There’s always comfort in knowing that in the event, your health takes an unexpected turn, you and your family will have a financial safety net with insurance.

Whenever money’s tight though, paying for both a life insurance policy as well as healthcare coverage each month can get tricky.

Life vs. Health Insurance

Every type of insurance serves a completely different purpose, offering different coverage. Life insurance will pay out a death benefit to your beneficiaries in the event of premature death. The purpose is that this is sufficient to replace any future income loss, as well as cover up expenses and obligations such as funeral costs, medical expenses, and other debts, or even to fund college savings accounts or spousal retirement.

Health insurance, however, helps pay for medical expenses such as doctor’s visits, medications, tests, hospital stays, and procedures, helping to ensure that people can afford their medical expenses and stay healthy.

In reality, many people genuinely need both types of insurance, especially if they have one or more dependents.
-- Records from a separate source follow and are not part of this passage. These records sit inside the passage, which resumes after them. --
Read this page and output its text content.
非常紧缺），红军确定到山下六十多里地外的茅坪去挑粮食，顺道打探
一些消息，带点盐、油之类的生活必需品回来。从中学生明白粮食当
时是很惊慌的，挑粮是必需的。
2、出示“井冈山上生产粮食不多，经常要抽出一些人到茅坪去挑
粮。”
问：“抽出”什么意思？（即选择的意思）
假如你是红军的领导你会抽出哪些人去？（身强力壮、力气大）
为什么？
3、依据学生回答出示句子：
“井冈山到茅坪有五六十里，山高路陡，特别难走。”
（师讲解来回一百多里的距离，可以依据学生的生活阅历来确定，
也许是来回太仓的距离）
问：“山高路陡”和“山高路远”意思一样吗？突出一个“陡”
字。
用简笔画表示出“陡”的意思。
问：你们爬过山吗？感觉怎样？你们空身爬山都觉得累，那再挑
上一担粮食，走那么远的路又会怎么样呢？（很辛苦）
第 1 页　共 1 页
In that case, the better idea is to limit your coverage to what you really need so you can afford both insurances. Remember that insurance needs can also change dramatically during different life stages, so what might seem essential for a parent with a teen child might not be as important for a recent college graduate or even a retiree.

If you’re a grad, relying on your mom and dad’s policy isn’t really an option and if you’re under the age of 30, an inexpensive catastrophic policy might be worth thinking about. While you won’t be reimbursed for most doctor visits and other day-to-day health needs, after you reach a certain deductible, you’ll get a safety net if you ever end up experiencing a major medical issue.
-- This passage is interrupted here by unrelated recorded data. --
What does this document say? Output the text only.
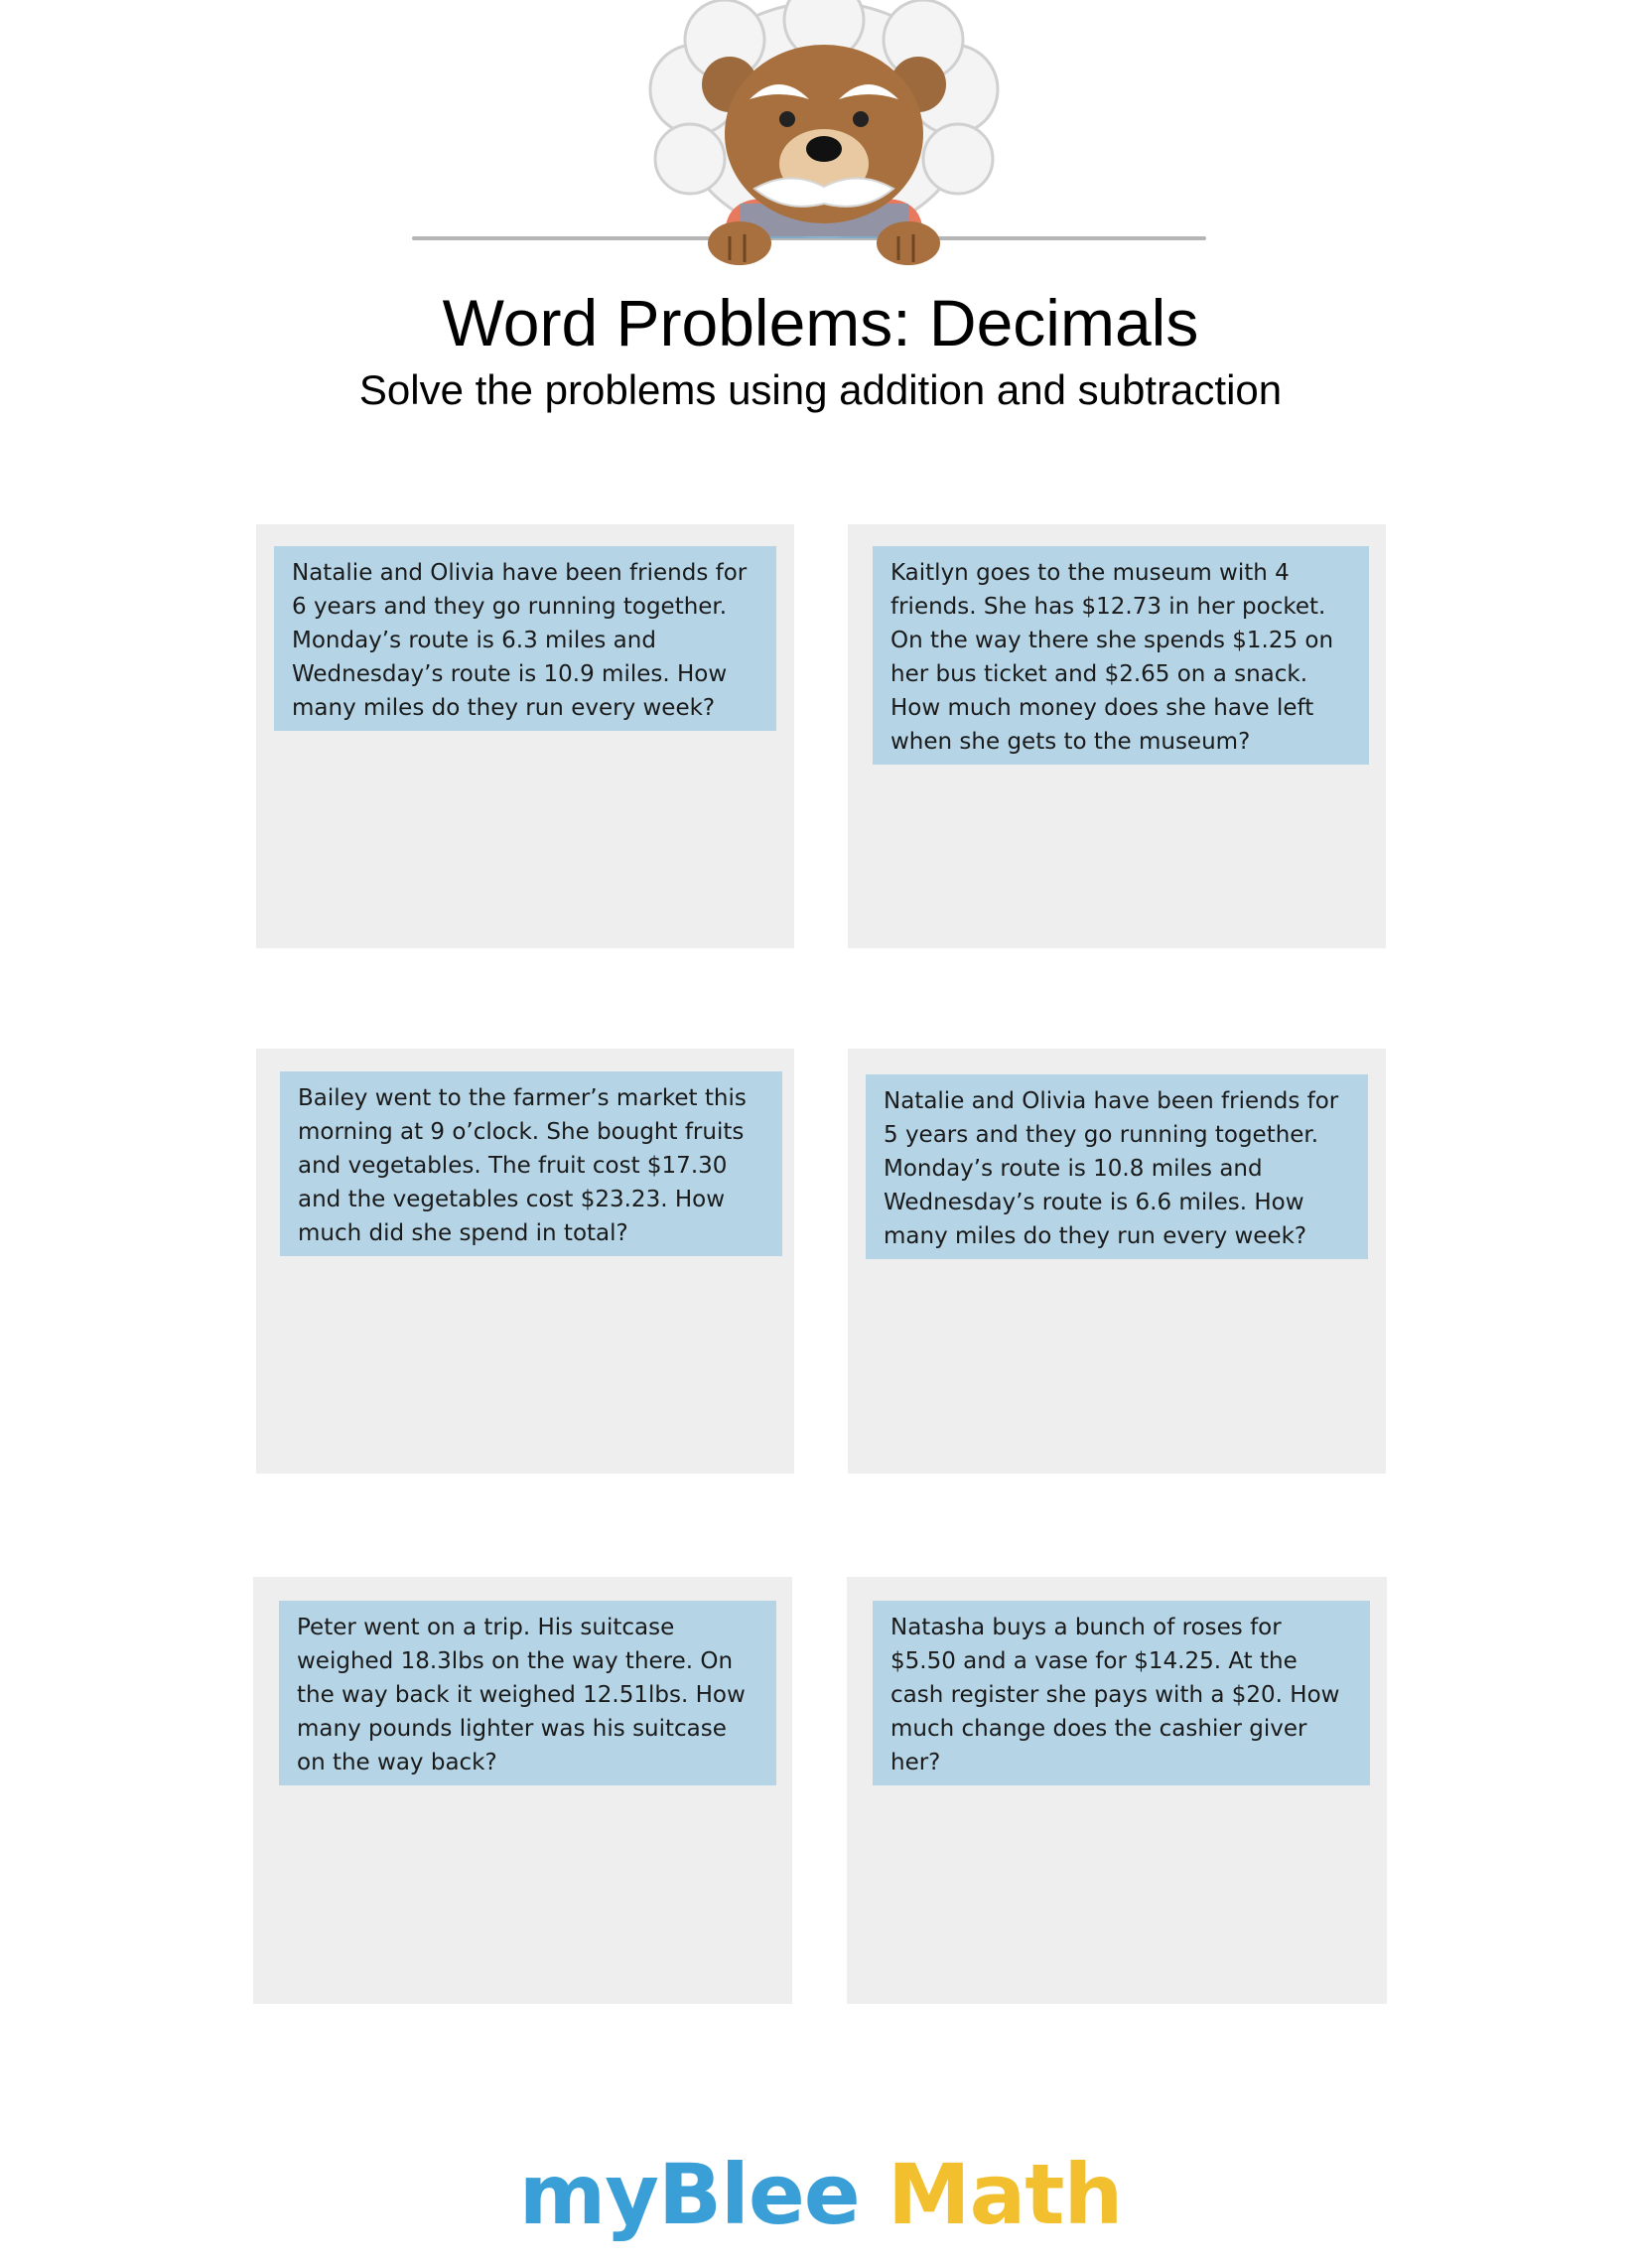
Word Problems: Decimals
Solve the problems using addition and subtraction
Natalie and Olivia have been friends for 6 years and they go running together. Monday’s route is 6.3 miles and Wednesday’s route is 10.9 miles. How many miles do they run every week?
Kaitlyn goes to the museum with 4 friends. She has $12.73 in her pocket. On the way there she spends $1.25 on her bus ticket and $2.65 on a snack. How much money does she have left when she gets to the museum?
Bailey went to the farmer’s market this morning at 9 o’clock. She bought fruits and vegetables. The fruit cost $17.30 and the vegetables cost $23.23. How much did she spend in total?
Natalie and Olivia have been friends for 5 years and they go running together. Monday’s route is 10.8 miles and Wednesday’s route is 6.6 miles. How many miles do they run every week?
Peter went on a trip. His suitcase weighed 18.3lbs on the way there. On the way back it weighed 12.51lbs. How many pounds lighter was his suitcase on the way back?
Natasha buys a bunch of roses for $5.50 and a vase for $14.25. At the cash register she pays with a $20. How much change does the cashier giver her?
myBlee Math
Once you get a spouse or have kids, health insurance takes on a whole new level of importance. If your employer gives you a health plan, that’s usually going to be less expensive than going shopping on an exchange. At work, your company is usually subsidizing a big part of your health premium, while in the ‘individual’ insurance market, you’re paying the full bill.

Those aged 30 and younger who aren’t suffering from chronic illness may get by without health insurance but people with dependents need both unavoidably.